Thanks for doing this - I've been putting it off for a long time!

llvm/lib/Target/X86/X86ISelLowering.cpp
33845

// Attempt to match against VALIGN element rotate.

Also - why not merge the 32/64 bit checks?

33849

Use the isAnyZero helper? (It's recent so isn't used everywhere it could be yet).

34071

Do we need to peek through bitcasts at all?

34163

It might be better to use BaseMask directly - its already dealt with the widening so the mask matching should be easier?

llvm/test/CodeGen/X86/vector-shuffle-combining-avx512bw.ll
230

Maybe rename the test? combine_vpermi2var_32i16_as_rotate ? If you want to you could adjust the masks so this (or a new test) still combines to pshufb.

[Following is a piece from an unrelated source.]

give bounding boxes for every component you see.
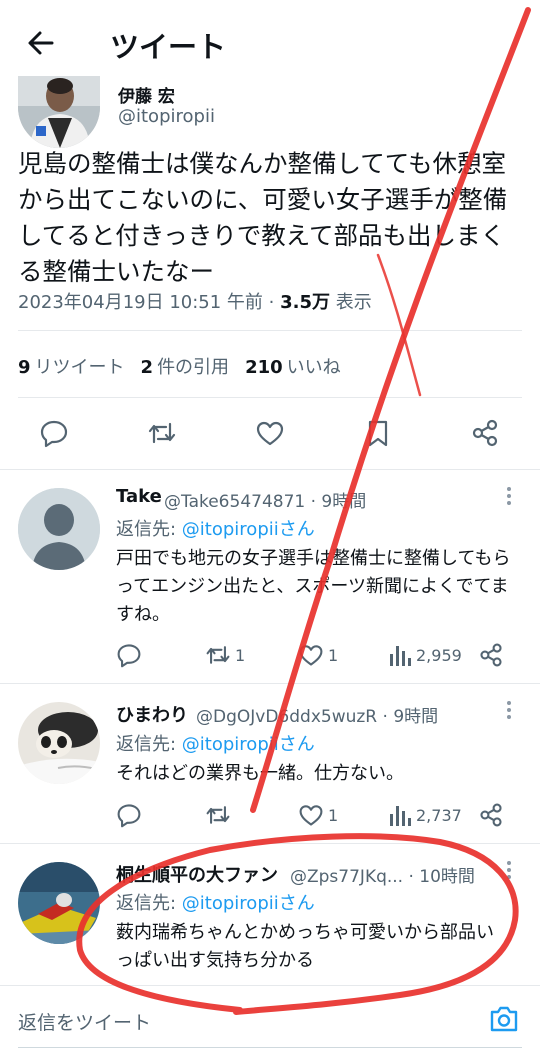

craig.topper marked 2 inline comments as done.Apr 11 2020, 1:32 PM
craig.topper added inline comments.
llvm/lib/Target/X86/X86ISelLowering.cpp
34071

Maybe, but then element count checks at some of the uses of IsMaskedShuffle would also need to be adjusted? Since NumRootElts wouldn't reflect the bitcast.

34163

That would simplify things if we were looking for a 256-bit wide "element". But we're only looking for repeated lane so there's no guarantee the mask can widened to 2 elements.

Address comments

Herald added a project: Restricted Project. · View Herald TranscriptApr 11 2020, 1:33 PM
RKSimon accepted this revision.Apr 11 2020, 2:34 PM

LGTM

This revision is now accepted and ready to land.Apr 11 2020, 2:34 PM
This revision was automatically updated to reflect the committed changes.